Yarn formed in 2006. It evolved out of guitarist and lead vocalist's Blake Christiana's previous electric jam band, Blake & the Family Dog. By 2007 Yarn's first album had reached #14 on the American Music Associations Top 40 chart. This five piece band features Christiana along with Trevor MacArthur on guitar and vocals, Andrew Hendryx on mandolin and harmonica, Rick Bugel on bass, and Jay Frederick on drums and percussion. Cameos by Eddie Brickell on vocals, Casey Driessen on fiddle, and Tony Trishka on banjo add an extra dash of virtuosic fire to the proceedings, but Yarn's chops are more than adequate to keep up with even these acoustic superstars. Yarn's regular gigs in New York City's landmark clubs including Kenny's Castaways and Hill Country certainly honed them into a tight ensemble. Mandolin fans will especially enjoy Andrew Hendryx's innovative mix of older tremolo techniques with modern single string solos.

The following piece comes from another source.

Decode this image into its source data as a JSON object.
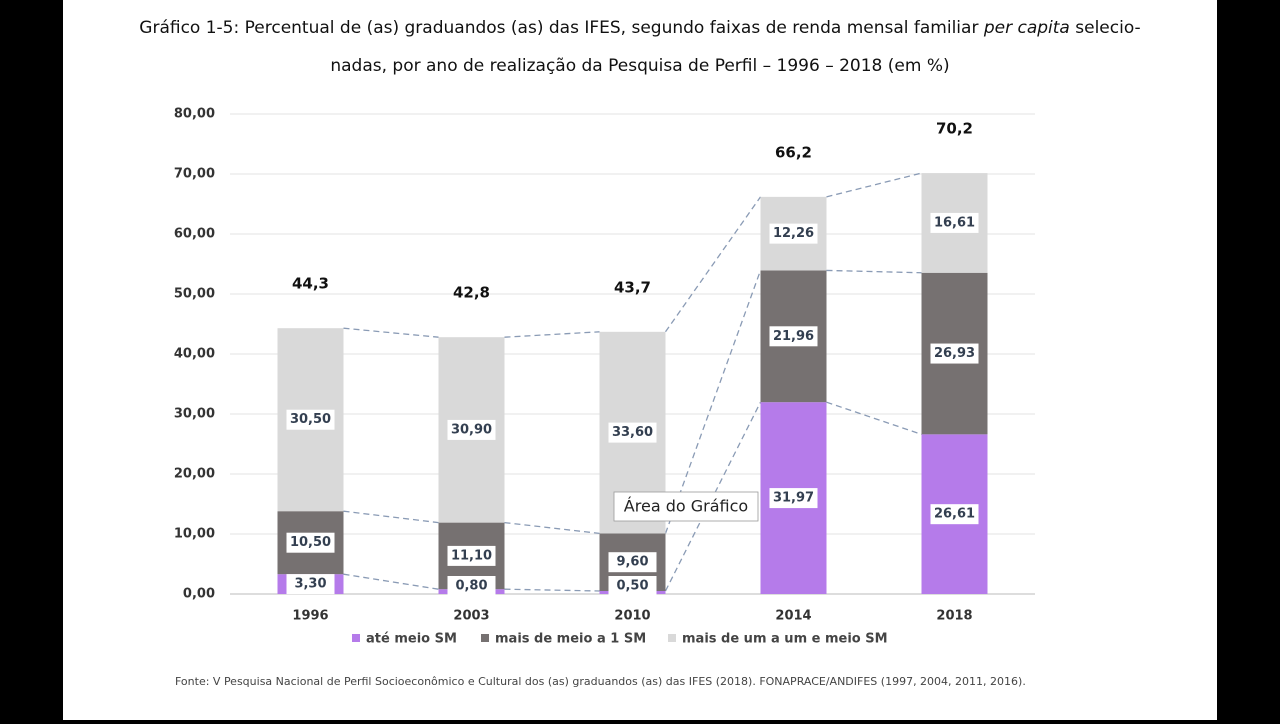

All the songs on Empty Pockets were written or co-written by Blake Christiana. Many of his songs, such as the title number, remind me of Gram Parsons' best work. Christiana's melodies share Parson's lyrical quality as well as a similar preoccupation with intoxication and the regrets that go along with an alcoholic lifestyle. "I've Already Won" gets as close to a love song as you'll find on the album; it's about divorce. Despite a plethora of dark subject matter, Empty Pockets has an almost jaunty overall feeling because most of the songs have beautiful melodies and upbeat rhythms. I'd call Yarn's music happy/sad. According to Christiana, "We're not trying to say anything too deep…we mean to entertain people." And if your tastes lean toward classic honky-tonk country tempered with a dash of contemporary urban angst, then Yarn should hit the spot.